Она увидела, как напряглись мускулы его лица; он не мог спокойно говорить о своей первой жене или просто слышать ее имя.
– Что же... о Белле? – спросил он.
– Кажется, что она... память о ней... преследует тебя.
– Дорогая, что ты имеешь в виду?
– Ты не можешь забыть ее. Кажется, что... ты чувствуешь себя виноватым. Я понимаю. Мы любили друг друга, когда она еще была жива, и... мечтали о такой жизни, какой живем сейчас, не имея тогда на это права. Ты не можешь это забыть, не так ли? Хескет, дорогой, давай будем разумными. Ее больше нет. То, что случилось, было к лучшему.
– Да-да. То, что случилось, было к лучшему, – пробормотал он и обнял ее, прижав к себе, как будто боялся, что Белла рядом и пытается отнять у него Аманду.
– Значит, – продолжала она, – смешно чувствовать себя виноватыми. Мы не могли не полюбить друг друга. Мы так подошли друг другу. Без сомнения, на свете еще не было двух людей, которые бы так подходили друг другу, как подходим мы. Ты все еще считаешь так, Хескет?
– Всем сердцем верю в это, – ответил он. – Вот поэтому...
– Что? – нетерпеливо спросила она.
– Когда все прекрасно, человек начинает опасаться.
– Не начинает, если он благоразумен. Почему бы нам не быть совершенно счастливыми? Ничто не может помешать людям чувствовать себя счастливыми, кроме них самих!
– Как ты умна, Аманда. Она рассмеялась.
– Иногда я думаю, что я не так глупа, как кажусь.
– Кто же говорит, что ты кажешься глупой?
– Например, Лилит.
– Лилит ничего не понимает. Как и множество других людей, она доброту принимает за глупость, а нежность – за слабость.
– Оставим Лилит. Поговорим о нас, Хескет. Пожалуйста, скажи мне откровенно: почему ты так много о ней думаешь и почему чувствуешь себя виноватым?

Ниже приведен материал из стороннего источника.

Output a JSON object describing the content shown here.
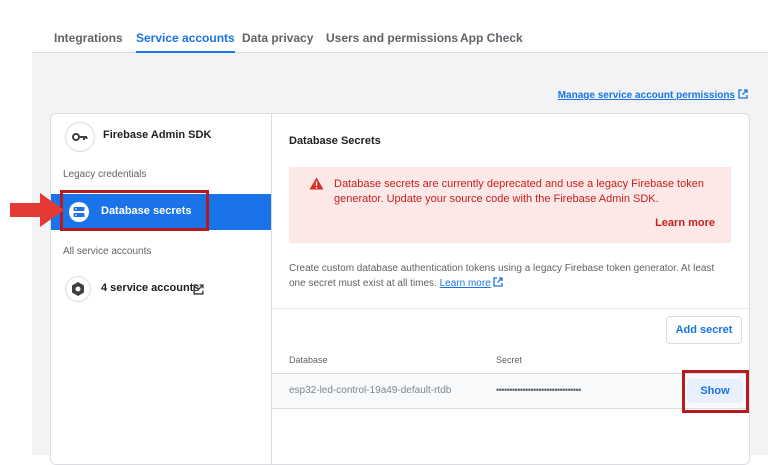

Он заколебался, почувствовав искушение рассказать ей все. Какая нелепость! Как глупо было бы это! Почему он должен обременять Аманду своей виной?
И он сказал:
– Это потому, что я глуп. И потому, что я так сильно люблю тебя. Я боюсь. Я трус, мне кажется. Вспоминаю, как тогда было и все, что пришлось пережить... метаться... прислушиваться... на ум приходили известные слова – «око за око, зуб за зуб»... В мыслях я изменил Белле и задавался вопросом, должен ли буду заплатить за это. Я был рад, когда она умерла. Ты попросила меня быть откровенным. Да, я был рад, поэтому я думаю, не буду ли я наказан за эту радость. Теперь я боюсь, потому что величайшим наказанием, которое могло бы мне выпасть, было бы потерять тебя...
– Хескет, это так не похоже на тебя. Ты, такой умный... такой уравновешенный, такой здравомыслящий.
– В любви человек никогда не бывает ни умным, ни уравновешенным, ни здравомыслящим, да будет тебе известно.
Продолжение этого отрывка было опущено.